People just want to get to work the quickest way possible. Canberra is a cold town (weather wise and people wise) and the majority of people DO NOT want to be waiting around for public transport. The most important factor is the journey TIME – not climate, not emissions and definitely not who the bus driver is.

Greens missing the mark completely, once again.

Express busses (every day) should be a priority over simply running more busses. From the South if you stop and/or have to change buses in Woden you can add 15 mins to your Tuggeranong-Civic journey, for what should only be a 20 minute drive in total.

Most weekend busses that I have got on to Civic have less than 10 people on board.

Why is diversity with bus drivers is of vital importance?! The Greens seem ok with our 80% ratios of female: nurses, teachers, psychologists, social workers, social services etc and focus on bus drivers.

I don’t know any woman who’d want to drive stinky diesel buses all day. There is a reason we have less female bus drivers/truck drivers, it’s called – choice.

I want to second this. Under the new, more efficient timetable, my commute by bus from Belconnen to Tuggeranong went from 40 minutes door to door on an xpresso to 1 hour, 20 minutes, door to door on the R4. It’s like transport ACT doesn’t care.

Hopefully they can get more drivers for their new diesel buses.
Gender quotas will surely not piss off the other 89% of the workforce.

Has Steele ever even driven a bus? Maybe he can show he can do it and understand the drivers a bit more.

Also why don’t greens join up with the Libs for free buses… unless they are just labor with a green umbrella?

Really good question.
If the Greens can argue for a free bus service, there is absolutely nothing preventing them from voting with the Libs on this issue.
My gut is telling me that they want it both ways. They’ll step outside the agreement for the sake of popularism but then do nothing.

And yes, the Minister should get a bus licence and sign up as a weekend driver, to get some real-life perspective.

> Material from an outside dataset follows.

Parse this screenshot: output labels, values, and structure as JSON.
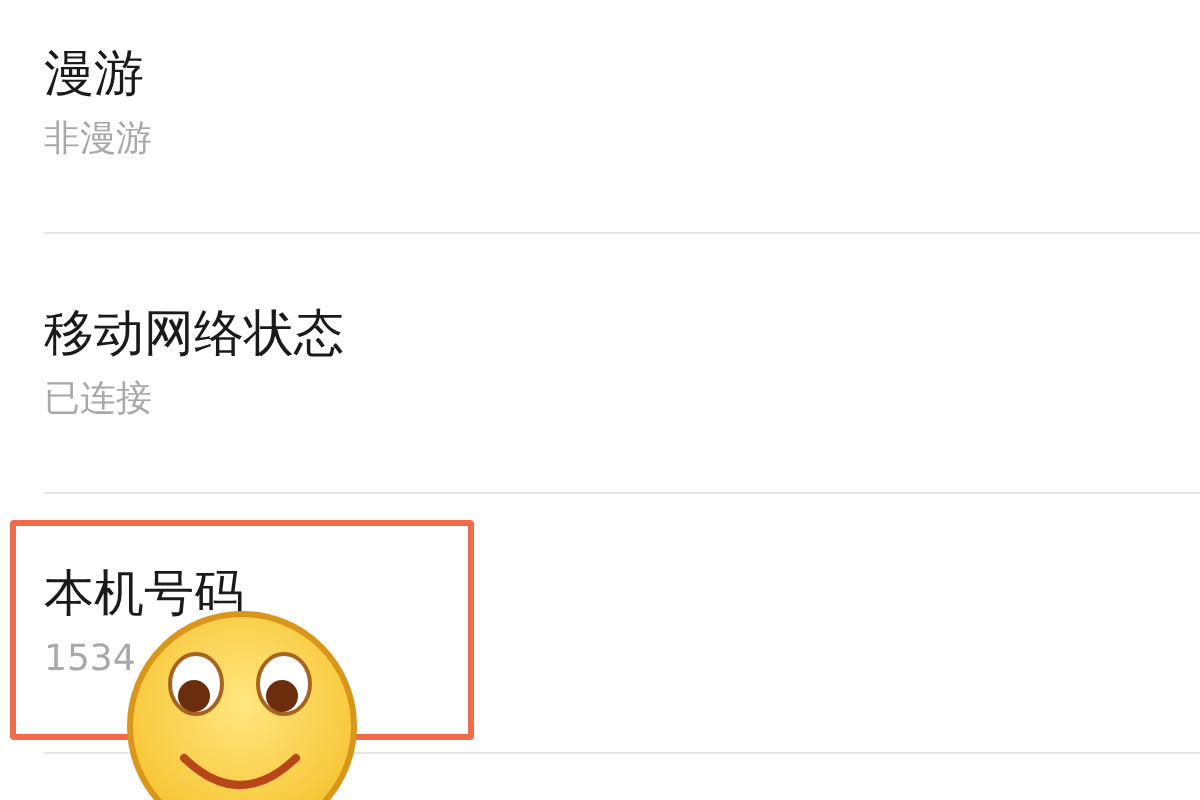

I reckon we are not looking hard enough at the fundamentals here. Like, why do we have a bus service at all? If we want one, are we paying too much for a labour force that refuses to work across the businesses opening hours? What do other jurisdictions do? Is the management up to the task? Is the size and composition of the workforce up to the task? And, does the union have too much power/influence?

Yes, the weekend services are poor, but I’ve heard they are having trouble even covering the runs on its existing reduced network, due to Covid also impacting their drivers.

As for more the Greens demand for more female drivers, jt is a physical job, some of the passengers are the dregs of society and there is shift work.
Maybe not every female aspires to that line of work?

With respect to moving bus drivers, away from a five-day timetable, my understanding is that in previous EBAs, their union has suggested the Government offer a penalty rate in exchange for a compulsory weekend roster, but the Government preferred to let the existing arrangement continue.

The silly thing about all of this is that apart from peak hour and trunk route services, most of the buses are running around empty. After all, Covid has made them higher risk than driving.

Do the Greens really want more empty buses driving on our roads? I thought they were more into push bikes.

It’s an open market, if women want to be bus drivers they can, no one is stopping them.

Agreed, Oscar Mike. Unless she can show factually, that the 11% ratio is due to discrimination and not just the fact that the majority of women don’t want to drive a bus.